El proyecto no requirió una inversión especialmente elevada. De acuerdo con Steven David Johnson, la familia gastó alrededor de 160 dólares en el revestimiento impermeabilizante del estanque, plantas y herramientas de jardinería.
Después, el mantenimiento ha implicado aproximadamente 100 dólares al año destinados a incorporar nuevas plantas.
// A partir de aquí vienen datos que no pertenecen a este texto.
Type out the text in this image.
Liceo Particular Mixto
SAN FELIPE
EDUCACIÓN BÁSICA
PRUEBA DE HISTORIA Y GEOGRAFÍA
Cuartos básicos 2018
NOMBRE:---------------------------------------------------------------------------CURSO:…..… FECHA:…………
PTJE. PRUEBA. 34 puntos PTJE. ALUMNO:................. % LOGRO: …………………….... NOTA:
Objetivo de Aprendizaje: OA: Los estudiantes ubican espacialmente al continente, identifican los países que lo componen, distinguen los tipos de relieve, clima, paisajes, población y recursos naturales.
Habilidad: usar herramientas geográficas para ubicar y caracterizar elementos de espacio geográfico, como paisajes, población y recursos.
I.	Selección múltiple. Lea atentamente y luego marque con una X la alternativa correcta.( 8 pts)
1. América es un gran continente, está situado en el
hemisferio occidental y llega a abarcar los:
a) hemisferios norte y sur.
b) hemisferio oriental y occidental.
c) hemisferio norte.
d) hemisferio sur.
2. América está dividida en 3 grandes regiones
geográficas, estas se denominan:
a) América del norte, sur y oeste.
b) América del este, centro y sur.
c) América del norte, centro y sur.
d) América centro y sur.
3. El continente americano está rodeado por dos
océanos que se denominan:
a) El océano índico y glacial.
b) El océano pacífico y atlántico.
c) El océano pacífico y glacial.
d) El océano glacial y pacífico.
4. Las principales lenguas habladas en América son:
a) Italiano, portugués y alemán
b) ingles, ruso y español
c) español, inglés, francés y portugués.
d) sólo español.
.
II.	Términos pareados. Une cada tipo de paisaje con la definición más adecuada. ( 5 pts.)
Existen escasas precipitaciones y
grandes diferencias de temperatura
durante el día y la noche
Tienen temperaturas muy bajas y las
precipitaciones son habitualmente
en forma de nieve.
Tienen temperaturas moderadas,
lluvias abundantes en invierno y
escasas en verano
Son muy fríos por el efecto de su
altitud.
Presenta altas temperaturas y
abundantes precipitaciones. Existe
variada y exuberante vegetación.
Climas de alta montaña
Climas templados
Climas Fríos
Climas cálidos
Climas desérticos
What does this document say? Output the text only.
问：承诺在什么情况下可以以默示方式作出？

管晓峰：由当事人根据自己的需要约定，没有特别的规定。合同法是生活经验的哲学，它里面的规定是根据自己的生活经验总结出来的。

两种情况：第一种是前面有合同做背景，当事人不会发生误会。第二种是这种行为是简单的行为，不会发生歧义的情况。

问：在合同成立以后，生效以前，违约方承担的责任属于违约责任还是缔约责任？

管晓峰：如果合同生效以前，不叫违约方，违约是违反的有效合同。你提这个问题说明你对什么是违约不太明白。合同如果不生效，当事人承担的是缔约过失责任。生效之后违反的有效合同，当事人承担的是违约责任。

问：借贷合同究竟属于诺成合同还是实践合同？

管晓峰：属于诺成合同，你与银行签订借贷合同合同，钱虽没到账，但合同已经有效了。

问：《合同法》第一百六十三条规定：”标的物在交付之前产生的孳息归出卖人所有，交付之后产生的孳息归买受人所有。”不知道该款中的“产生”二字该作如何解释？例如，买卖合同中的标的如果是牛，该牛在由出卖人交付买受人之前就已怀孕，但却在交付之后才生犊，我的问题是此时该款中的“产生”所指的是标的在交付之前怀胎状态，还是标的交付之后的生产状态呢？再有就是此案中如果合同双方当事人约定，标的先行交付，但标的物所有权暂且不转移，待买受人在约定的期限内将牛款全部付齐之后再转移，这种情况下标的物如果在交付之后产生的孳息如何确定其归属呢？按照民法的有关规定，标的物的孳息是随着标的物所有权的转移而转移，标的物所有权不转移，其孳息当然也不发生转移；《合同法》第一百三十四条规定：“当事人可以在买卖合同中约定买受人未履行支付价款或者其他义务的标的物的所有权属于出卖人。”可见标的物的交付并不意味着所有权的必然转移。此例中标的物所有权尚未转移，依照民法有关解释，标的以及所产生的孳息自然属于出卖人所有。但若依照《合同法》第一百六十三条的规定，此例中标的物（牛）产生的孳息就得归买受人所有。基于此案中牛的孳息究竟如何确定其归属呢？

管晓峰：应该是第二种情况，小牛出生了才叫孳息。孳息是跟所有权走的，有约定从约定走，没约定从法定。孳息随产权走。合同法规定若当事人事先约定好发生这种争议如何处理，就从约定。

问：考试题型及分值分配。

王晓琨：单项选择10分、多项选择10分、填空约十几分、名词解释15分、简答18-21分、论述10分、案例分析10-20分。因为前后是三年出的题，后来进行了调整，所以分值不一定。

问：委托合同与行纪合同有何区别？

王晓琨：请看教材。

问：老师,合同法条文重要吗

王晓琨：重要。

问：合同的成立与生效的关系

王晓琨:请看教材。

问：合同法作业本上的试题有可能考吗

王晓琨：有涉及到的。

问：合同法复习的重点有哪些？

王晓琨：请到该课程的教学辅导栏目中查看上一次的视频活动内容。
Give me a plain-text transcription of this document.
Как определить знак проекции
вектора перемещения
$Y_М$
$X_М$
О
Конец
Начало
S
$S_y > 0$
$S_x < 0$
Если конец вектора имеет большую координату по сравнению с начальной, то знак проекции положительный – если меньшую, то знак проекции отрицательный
En el verano de 2025, la familia realizó además una inversión de 600 dólares para instalar una cerca alrededor del estanque y limitar el acceso de gatos domésticos, con el objetivo de proteger a los anfibios.
Otro detalle del proyecto es que el estanque no necesita un filtro para funcionar como hábitat, según explica el padre de Maggie. La combinación de sus componentes permite que el pequeño ecosistema se mantenga sin ese sistema adicional.
De una tarea escolar a un espacio para observar la naturaleza
En la actualidad, Maggie tiene 23 años y continúa observando el estanque que comenzó a construir durante su adolescencia.
Su relación con el proyecto también cambió. Ahora dedica parte de su tiempo a observar e ilustrar los pequeños organismos y animales que encuentra en el agua, mientras su padre continúa documentando el lugar mediante la fotografía.
La experiencia muestra cómo un espacio doméstico puede cambiar cuando se incorporan agua, vegetación nativa y refugios para la fauna. En este caso, lo que comenzó con una pala y una tarea escolar terminó nueve años después como un hábitat que sigue atrayendo vida silvestre al patio familiar.